Chim ↑ Pom, Feelin’ like the guys make me hot 02 (2008), C-print, DVD. © 2008 Chim ↑ Pom. Courtesy of Mujin-to Production, Tokyo
Chim ↑ Pom produces work at a pace that only a six-person group could manage. In just three years they have built up a mind-boggling oeuvre that includes taxidermied rats, bleached and dyed bright yellow to resemble the video game character Pikachu, a biennale guerrilla performance held at the Tokyo Disney Resort’s version of Venice, the mustering of hundreds of wild crows to the National Diet Building in Tokyo, the destruction of Louis Vuitton handbags in Cambodia using unexploded landmines, and Hard Rock Café signs drawn with kerosene-hoses and lighters (one of the new works in the current show).

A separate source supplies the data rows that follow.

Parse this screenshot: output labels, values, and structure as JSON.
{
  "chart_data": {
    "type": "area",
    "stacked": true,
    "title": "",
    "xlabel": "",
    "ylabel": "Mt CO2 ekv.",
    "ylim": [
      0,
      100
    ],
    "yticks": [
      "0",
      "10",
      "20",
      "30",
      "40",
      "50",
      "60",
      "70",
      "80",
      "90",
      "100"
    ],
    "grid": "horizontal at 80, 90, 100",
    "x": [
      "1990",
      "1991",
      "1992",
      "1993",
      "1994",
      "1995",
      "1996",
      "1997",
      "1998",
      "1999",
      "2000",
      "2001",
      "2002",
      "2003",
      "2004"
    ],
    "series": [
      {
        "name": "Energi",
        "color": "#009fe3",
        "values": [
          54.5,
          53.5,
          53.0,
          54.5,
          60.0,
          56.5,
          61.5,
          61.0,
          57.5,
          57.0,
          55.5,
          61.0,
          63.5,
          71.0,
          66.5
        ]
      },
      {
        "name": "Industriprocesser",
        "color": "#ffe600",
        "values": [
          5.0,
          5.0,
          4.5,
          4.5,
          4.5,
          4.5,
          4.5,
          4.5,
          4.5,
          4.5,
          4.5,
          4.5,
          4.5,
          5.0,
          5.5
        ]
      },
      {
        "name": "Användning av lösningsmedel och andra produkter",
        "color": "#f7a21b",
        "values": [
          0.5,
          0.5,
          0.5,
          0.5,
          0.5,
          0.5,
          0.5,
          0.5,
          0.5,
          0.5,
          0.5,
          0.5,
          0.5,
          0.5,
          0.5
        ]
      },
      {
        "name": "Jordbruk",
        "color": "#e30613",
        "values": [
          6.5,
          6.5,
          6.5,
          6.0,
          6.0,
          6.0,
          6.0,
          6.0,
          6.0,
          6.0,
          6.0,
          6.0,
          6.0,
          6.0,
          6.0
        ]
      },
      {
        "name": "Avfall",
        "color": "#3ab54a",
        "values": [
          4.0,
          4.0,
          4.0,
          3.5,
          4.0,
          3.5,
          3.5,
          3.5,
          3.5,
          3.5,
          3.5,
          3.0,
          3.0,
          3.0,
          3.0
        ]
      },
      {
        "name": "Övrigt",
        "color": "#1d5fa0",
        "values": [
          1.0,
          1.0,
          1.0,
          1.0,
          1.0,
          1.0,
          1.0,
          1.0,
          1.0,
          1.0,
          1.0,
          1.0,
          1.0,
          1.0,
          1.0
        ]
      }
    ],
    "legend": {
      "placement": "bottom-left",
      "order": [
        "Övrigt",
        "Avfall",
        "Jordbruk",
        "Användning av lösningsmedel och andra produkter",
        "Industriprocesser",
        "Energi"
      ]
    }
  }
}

Where it’s all heading is anybody’s guess; what it tells us about Japan is crystal clear. Shock like that of confronting a live crow in a gallery hasn’t figured in Japanese art since the late 1960s, when, to a backdrop of student and left-wing riots, Hi-Red Center donned lab coats and started polishing the sidewalks with toothbrushes. The prosperity and peace of the ‘80s and ‘90s steered local artists towards a predominantly refined academicism. Nowadays, with China’s emergence as a geopolitical power, the pension scandal (millions of records were lost) and a spate of random stabbing crimes, cracks have appeared in the nation’s veneer of confident affluence. All of a sudden satire, cynicism and subversion are back on the table, and Chim ↑ Pom aren’t wasting a second.